Across the maritime industry, there is general agreement that shipping must undergo a rapid energy transition. IMO has committed to reduce GHG emissions at least 50% by 2050, while Norway aims at a climate-neutral fleet by 2050. Ammonia (NH3) is projected to be one of the leading alternatives to traditional oil-based fuels. For Norway, this introduces the possibility to use emission-free electricity, or carbon capture and storage, to produce NH3 for the shipping sector, and by that both cut emissions and create jobs and export revenues.
For NH3-fuelled shipping to materialize, several issues must be solved. Manufacturers must overcome key technical hurdles and safety issues in the design of NH3 engines and fuel cells. Port operators and fuel suppliers must build safe and flexible bunkering infrastructure, and energy companies and governments must make heavy investments to produce enough carbon-free NH3. There is also a strong need for increased awareness and social acceptance of NH3 as a safe fuel.

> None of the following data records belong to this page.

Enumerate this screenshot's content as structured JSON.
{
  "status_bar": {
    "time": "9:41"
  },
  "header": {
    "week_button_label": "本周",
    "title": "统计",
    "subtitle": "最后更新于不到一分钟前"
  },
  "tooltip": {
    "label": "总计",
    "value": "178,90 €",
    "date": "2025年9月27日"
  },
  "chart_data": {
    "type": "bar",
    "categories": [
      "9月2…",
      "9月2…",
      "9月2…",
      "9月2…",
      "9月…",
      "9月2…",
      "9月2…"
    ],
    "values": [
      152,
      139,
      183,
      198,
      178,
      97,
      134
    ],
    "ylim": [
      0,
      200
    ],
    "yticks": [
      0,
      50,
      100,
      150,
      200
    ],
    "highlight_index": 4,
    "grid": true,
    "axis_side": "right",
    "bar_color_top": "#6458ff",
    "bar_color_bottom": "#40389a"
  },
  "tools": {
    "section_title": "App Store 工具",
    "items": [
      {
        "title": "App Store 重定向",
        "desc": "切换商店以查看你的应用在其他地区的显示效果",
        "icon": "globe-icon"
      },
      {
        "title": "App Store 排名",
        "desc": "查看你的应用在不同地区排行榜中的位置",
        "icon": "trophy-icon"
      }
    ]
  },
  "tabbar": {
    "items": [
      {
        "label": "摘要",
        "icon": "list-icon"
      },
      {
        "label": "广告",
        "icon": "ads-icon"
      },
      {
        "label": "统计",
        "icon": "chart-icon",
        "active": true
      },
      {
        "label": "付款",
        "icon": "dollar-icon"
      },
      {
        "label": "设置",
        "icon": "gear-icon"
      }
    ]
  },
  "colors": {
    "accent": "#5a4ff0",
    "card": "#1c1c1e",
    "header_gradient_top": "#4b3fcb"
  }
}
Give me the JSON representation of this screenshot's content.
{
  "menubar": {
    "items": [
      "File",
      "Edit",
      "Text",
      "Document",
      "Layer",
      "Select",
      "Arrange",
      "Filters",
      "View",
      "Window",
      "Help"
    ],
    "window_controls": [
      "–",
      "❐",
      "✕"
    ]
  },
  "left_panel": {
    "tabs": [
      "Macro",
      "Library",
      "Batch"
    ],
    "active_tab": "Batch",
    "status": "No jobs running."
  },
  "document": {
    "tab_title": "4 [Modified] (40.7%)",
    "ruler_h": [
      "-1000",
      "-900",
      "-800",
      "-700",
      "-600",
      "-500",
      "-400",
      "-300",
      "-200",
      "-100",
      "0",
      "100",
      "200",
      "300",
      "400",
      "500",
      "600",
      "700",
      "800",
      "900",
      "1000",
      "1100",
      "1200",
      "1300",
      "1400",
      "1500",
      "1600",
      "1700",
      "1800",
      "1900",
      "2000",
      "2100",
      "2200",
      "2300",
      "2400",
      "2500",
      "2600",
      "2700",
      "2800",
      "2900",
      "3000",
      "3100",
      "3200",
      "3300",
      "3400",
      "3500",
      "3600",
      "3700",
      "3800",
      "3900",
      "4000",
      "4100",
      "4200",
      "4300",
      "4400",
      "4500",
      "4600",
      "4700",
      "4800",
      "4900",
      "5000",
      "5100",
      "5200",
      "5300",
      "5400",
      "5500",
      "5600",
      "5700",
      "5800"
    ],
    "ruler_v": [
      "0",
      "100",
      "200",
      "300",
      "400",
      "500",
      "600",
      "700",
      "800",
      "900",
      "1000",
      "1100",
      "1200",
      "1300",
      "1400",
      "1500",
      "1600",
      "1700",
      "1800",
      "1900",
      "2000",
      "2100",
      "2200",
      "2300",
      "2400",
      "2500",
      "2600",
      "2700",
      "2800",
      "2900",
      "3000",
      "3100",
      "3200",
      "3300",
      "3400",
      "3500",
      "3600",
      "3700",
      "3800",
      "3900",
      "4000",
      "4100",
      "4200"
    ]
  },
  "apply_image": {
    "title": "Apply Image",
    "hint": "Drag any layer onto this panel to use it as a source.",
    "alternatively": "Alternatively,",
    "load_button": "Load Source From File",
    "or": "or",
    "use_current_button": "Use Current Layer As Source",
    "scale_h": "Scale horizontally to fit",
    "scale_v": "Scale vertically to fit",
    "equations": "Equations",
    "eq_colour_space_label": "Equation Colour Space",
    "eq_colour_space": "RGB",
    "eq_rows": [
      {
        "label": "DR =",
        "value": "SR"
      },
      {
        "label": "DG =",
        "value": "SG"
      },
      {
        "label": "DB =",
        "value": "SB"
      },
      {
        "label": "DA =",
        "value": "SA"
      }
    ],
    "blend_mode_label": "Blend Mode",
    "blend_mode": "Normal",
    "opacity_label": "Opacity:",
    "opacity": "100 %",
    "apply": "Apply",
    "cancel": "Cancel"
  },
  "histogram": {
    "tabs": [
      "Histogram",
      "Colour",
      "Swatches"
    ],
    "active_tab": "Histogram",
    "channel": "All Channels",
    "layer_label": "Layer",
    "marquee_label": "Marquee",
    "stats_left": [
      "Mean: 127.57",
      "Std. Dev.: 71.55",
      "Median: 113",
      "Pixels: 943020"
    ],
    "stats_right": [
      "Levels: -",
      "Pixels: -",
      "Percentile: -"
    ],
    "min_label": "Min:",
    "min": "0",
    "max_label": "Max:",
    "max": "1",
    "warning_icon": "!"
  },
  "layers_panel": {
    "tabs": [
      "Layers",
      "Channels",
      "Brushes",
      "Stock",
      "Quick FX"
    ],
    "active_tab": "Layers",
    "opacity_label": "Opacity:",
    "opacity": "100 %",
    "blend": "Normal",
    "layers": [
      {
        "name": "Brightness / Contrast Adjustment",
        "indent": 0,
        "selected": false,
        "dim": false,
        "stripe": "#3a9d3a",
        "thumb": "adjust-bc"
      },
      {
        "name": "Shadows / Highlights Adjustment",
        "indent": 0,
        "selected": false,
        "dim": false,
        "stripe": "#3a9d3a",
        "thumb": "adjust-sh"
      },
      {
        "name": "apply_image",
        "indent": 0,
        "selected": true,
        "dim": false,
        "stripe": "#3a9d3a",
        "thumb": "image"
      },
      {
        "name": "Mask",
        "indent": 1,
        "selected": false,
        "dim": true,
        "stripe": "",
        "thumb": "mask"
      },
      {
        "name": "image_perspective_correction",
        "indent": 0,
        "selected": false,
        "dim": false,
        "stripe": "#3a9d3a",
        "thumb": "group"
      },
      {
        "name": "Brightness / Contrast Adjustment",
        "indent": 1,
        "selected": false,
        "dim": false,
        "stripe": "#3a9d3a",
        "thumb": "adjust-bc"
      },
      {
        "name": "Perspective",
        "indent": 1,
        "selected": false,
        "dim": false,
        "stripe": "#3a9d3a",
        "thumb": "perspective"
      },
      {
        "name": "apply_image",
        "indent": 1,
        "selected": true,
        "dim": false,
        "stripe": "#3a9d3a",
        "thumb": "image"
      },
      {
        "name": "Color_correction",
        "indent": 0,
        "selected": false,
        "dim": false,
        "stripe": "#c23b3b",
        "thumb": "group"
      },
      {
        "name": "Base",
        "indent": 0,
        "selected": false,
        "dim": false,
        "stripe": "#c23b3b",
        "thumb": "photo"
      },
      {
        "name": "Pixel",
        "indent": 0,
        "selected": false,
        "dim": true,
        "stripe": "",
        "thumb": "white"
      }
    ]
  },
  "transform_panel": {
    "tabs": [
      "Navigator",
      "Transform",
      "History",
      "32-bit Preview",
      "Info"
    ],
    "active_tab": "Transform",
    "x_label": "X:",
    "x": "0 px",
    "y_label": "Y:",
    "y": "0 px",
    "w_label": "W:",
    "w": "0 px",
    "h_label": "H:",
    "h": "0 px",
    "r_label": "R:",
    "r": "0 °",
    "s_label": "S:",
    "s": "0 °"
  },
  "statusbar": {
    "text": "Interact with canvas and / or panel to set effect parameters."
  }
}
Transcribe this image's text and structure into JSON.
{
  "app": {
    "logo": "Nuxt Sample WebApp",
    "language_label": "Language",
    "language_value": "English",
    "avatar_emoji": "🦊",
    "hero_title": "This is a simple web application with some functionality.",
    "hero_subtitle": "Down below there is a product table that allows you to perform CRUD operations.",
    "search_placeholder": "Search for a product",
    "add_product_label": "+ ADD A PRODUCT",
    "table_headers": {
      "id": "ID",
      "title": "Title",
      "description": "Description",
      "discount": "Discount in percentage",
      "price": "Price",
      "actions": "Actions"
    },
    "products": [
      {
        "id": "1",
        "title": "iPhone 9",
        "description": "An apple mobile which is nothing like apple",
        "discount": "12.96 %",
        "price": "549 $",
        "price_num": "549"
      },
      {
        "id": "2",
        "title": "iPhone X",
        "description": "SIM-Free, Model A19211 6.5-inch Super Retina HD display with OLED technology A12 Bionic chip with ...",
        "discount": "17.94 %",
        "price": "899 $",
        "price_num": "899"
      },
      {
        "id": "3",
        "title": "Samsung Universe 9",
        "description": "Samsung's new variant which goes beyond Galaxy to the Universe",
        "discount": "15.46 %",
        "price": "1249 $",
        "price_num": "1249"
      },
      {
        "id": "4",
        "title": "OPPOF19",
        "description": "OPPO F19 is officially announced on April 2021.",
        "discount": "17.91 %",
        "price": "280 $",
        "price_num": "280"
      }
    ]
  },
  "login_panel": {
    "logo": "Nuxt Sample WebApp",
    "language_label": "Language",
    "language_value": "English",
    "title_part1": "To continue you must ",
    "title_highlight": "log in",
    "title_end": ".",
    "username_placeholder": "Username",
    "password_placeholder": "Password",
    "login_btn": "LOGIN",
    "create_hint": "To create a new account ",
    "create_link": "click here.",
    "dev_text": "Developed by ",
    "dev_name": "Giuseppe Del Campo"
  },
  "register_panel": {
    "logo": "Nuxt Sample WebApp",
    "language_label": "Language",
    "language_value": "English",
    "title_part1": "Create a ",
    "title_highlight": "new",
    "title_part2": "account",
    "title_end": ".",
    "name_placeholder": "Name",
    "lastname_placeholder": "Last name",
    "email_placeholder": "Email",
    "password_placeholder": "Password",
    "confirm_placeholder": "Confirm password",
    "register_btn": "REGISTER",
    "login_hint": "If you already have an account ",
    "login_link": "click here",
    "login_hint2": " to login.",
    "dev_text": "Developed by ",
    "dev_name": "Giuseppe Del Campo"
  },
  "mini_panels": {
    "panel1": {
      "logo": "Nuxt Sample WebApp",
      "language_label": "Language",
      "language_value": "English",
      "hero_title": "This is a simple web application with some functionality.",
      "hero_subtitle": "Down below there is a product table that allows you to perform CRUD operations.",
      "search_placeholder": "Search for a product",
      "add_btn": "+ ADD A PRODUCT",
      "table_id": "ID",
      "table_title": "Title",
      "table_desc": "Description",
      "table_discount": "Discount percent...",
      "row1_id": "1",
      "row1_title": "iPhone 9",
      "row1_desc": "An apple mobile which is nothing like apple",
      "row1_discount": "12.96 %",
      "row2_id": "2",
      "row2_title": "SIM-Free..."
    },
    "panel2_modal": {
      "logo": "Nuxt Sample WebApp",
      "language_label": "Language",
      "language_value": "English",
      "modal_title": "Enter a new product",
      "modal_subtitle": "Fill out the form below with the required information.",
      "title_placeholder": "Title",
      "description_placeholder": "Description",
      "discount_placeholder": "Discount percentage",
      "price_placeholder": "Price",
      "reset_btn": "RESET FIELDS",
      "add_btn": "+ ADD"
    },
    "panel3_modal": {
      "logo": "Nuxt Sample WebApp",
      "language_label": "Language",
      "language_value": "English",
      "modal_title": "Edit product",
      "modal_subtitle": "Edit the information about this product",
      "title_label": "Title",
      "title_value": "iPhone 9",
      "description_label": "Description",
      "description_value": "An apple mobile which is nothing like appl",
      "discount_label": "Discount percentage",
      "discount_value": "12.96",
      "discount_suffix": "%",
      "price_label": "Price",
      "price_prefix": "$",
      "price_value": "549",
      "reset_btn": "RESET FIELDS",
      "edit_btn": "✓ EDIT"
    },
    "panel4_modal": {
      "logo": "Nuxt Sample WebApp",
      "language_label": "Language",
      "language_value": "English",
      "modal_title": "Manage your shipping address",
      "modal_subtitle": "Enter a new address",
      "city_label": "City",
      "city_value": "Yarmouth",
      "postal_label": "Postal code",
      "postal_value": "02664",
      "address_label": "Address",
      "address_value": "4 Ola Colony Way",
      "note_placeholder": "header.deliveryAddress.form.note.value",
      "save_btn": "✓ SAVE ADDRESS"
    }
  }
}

The Green Platform main project "Ammonia fuel bunkering network" aims to realize an NH3 bunkering network. KSP "MaritmeNH3" supports the main project by developing and disseminating new knowledge to facilitate the realisation of cost-efficient and safe use of NH3 as a maritime fuel: New models for simulation of ammonia dispersion, accounting for the hygroscopicity, will be developed such that safety measures for NH3 bunkering installations can be improved. Improved methods for techno-economic analysis and GHG assessments of the whole NH3 value chain will provide a framework for stakeholder decision making. The project will through experiment and modelling improve fuel cell lifetimes and engine combustion respectively, providing technological advancements necessary for end-use in engines and fuel cells. Effective dissemination of project result, dedicated for various stakeholder, will pave the way for faster implementation of NH3 as a maritime fuel.